Kerrigan cursed under her breath and rushed after him, but there were even more guards than she had first thought, and they had parted to let the weasel traitor past. Now Kerrigan and Fordham were facing off with more than a dozen guards. They could probably handle it after everything they’d done when her magic was on the fritz.
If she wasn’t careful, they’d get backed into the vault and trapped all over again.
“Ford,” she yelled as she knocked out a guard and kicked another in the chest.
“We can’t get to him,” Fordham grunted. He drove the guard’s own sword through his shoulder.
“I know.” She disarmed the next guard, gaining herself a weapon that she bashed into the side of his head.

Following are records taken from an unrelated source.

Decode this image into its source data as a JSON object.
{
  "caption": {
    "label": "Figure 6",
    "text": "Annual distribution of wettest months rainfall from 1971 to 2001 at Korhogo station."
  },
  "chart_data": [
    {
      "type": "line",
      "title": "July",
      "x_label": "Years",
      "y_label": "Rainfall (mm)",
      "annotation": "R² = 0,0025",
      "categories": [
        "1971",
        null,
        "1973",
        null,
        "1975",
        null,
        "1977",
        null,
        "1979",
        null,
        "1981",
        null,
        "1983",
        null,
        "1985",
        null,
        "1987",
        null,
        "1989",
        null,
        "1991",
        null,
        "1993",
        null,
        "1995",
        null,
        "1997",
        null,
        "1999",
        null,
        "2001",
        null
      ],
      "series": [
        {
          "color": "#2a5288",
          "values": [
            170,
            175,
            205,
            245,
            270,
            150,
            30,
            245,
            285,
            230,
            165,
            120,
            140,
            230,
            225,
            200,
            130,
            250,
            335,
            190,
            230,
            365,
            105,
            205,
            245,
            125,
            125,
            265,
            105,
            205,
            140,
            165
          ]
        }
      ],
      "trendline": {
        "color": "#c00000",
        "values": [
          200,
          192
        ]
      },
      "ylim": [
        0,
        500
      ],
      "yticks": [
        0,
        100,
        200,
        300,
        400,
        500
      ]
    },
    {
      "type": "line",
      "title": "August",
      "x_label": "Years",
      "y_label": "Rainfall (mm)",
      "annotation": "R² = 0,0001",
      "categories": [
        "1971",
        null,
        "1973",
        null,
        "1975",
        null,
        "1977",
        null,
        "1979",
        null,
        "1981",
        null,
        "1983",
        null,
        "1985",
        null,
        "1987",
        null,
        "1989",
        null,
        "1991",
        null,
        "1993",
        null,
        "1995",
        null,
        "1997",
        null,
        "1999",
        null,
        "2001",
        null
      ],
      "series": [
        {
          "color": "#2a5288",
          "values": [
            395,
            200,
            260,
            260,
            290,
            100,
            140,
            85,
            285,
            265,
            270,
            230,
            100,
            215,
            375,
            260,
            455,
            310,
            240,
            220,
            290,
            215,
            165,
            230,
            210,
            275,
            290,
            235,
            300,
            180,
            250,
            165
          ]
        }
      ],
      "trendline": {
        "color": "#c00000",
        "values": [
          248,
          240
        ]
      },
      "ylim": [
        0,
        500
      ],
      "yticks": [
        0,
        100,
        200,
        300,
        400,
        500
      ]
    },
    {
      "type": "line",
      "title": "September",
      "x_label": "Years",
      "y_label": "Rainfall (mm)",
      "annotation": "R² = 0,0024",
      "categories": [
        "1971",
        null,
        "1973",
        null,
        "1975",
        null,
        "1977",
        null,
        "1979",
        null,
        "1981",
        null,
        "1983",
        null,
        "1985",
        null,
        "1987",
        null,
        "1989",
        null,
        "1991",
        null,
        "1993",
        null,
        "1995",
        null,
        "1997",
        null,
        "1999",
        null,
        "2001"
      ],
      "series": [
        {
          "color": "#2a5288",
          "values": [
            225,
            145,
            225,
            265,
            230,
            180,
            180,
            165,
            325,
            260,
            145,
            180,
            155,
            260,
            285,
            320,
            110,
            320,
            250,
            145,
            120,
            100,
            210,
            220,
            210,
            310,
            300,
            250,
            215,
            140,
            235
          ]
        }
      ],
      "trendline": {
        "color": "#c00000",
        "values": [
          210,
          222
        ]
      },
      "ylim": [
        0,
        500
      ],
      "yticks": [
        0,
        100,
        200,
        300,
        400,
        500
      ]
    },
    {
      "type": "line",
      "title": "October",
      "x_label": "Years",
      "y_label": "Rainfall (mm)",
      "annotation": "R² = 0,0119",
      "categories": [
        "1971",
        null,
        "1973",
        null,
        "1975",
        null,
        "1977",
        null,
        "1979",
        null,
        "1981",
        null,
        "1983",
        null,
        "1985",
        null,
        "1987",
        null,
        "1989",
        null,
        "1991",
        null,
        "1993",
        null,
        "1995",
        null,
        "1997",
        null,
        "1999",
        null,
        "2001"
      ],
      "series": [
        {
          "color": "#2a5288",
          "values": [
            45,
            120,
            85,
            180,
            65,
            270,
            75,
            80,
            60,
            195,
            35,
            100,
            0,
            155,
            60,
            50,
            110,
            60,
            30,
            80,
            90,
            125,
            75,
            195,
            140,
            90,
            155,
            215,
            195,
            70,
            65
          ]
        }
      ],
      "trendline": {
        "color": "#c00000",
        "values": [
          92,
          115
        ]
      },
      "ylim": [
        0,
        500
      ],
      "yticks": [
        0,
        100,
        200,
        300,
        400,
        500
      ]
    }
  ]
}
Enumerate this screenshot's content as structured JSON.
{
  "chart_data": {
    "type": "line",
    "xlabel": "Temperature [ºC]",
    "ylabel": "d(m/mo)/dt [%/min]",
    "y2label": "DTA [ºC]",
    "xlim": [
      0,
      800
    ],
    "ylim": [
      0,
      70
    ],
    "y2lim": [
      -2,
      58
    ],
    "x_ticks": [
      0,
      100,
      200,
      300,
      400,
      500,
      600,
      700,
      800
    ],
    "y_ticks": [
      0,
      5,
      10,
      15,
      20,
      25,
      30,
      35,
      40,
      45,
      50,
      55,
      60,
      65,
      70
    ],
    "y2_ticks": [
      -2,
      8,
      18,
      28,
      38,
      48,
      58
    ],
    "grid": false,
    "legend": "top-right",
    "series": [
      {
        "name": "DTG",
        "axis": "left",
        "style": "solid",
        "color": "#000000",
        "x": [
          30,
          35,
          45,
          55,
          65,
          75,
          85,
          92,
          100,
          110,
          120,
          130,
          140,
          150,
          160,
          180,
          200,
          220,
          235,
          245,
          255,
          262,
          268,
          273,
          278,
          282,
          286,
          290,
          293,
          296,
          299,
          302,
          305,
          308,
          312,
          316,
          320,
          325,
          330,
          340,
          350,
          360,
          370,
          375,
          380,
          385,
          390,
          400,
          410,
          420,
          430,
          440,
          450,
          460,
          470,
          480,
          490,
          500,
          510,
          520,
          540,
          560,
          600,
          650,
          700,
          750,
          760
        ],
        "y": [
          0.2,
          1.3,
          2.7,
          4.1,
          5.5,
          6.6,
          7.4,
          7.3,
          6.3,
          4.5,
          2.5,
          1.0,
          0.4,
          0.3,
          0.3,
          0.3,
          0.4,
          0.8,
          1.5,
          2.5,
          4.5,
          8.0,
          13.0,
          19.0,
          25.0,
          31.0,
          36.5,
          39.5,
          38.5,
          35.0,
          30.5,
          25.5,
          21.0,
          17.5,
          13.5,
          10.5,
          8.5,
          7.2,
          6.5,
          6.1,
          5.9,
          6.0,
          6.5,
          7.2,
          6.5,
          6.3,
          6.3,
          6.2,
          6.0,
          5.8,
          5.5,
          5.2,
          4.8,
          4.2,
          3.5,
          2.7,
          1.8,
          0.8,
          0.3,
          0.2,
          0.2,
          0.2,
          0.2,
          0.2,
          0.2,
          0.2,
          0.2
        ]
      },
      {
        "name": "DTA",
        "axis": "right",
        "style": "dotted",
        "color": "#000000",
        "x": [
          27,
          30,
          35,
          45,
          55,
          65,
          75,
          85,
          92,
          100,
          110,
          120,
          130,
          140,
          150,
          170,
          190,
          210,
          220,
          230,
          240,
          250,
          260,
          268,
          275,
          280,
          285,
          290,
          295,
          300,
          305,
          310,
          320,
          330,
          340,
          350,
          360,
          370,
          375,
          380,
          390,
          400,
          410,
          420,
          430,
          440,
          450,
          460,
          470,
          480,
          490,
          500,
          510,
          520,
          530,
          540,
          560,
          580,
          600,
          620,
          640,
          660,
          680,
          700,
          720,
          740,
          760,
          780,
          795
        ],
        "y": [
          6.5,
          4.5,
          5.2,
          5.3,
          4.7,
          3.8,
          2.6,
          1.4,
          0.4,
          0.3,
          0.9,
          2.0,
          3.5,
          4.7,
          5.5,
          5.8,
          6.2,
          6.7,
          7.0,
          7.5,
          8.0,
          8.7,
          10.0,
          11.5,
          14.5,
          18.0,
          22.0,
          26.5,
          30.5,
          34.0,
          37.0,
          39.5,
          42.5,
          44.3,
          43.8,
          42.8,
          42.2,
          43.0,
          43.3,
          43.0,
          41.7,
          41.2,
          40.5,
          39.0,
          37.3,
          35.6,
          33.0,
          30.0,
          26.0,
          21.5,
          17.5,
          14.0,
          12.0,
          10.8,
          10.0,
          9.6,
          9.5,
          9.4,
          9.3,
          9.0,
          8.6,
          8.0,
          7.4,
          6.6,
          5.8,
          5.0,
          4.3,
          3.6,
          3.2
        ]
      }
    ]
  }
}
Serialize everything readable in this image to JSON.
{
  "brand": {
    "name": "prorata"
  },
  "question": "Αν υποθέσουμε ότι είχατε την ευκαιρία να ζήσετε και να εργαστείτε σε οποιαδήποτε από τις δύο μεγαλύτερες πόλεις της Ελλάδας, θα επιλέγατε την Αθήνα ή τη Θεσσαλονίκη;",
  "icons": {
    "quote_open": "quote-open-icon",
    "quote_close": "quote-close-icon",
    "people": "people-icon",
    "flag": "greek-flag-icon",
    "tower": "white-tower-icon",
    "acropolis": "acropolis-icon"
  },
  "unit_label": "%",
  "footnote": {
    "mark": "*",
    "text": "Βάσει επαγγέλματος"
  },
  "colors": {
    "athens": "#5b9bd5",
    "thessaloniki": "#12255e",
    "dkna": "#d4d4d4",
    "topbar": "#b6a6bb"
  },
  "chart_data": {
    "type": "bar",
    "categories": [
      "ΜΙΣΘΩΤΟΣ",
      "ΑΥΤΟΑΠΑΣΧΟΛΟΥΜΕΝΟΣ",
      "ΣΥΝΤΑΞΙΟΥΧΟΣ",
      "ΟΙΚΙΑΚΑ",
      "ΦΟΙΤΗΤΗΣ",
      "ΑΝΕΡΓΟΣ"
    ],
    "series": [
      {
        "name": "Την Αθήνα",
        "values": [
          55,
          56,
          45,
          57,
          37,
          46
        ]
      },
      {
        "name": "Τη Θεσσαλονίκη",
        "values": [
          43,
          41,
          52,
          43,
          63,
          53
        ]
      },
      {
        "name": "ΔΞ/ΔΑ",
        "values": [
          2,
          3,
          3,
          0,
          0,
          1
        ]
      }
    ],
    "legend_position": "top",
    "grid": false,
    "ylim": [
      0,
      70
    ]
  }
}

They needed to get out of here. The shields were down now. They could jump again.
“Truth or dare!”
“Right now?” he growled, shoving his elbow into the face of another guard. A second was sneaking up behind him, and Kerriganlet her knife fly, landing in the guard’s eye. He screamed and fell over. Fordham just grinned. “Thanks.”
“Can we get moving?”
“You know that isn’t what we called it in the House of Shadows,” he said as he dropped another guard to her ass.
“Challenge or consequence,” she snapped back as she rushed for Fordham. “Is that satisfactory for your memory?” A guard jerked her back by the dress, and she heard it tear down the back. She kicked him in the kneecap. “You’re lucky I didn’t like this dress.”
Then she slid their fingers together. Fordham kicked one more guard in the solar plexus as he reached for them.
“Don’t let them jump!” another guard roared. He lunged for them, but Fordham had already touched the shadows, enveloping them in the nothing. Kerrigan didn’t even get the satisfaction of watching the guard tumble forward into oblivion, because they were already gone.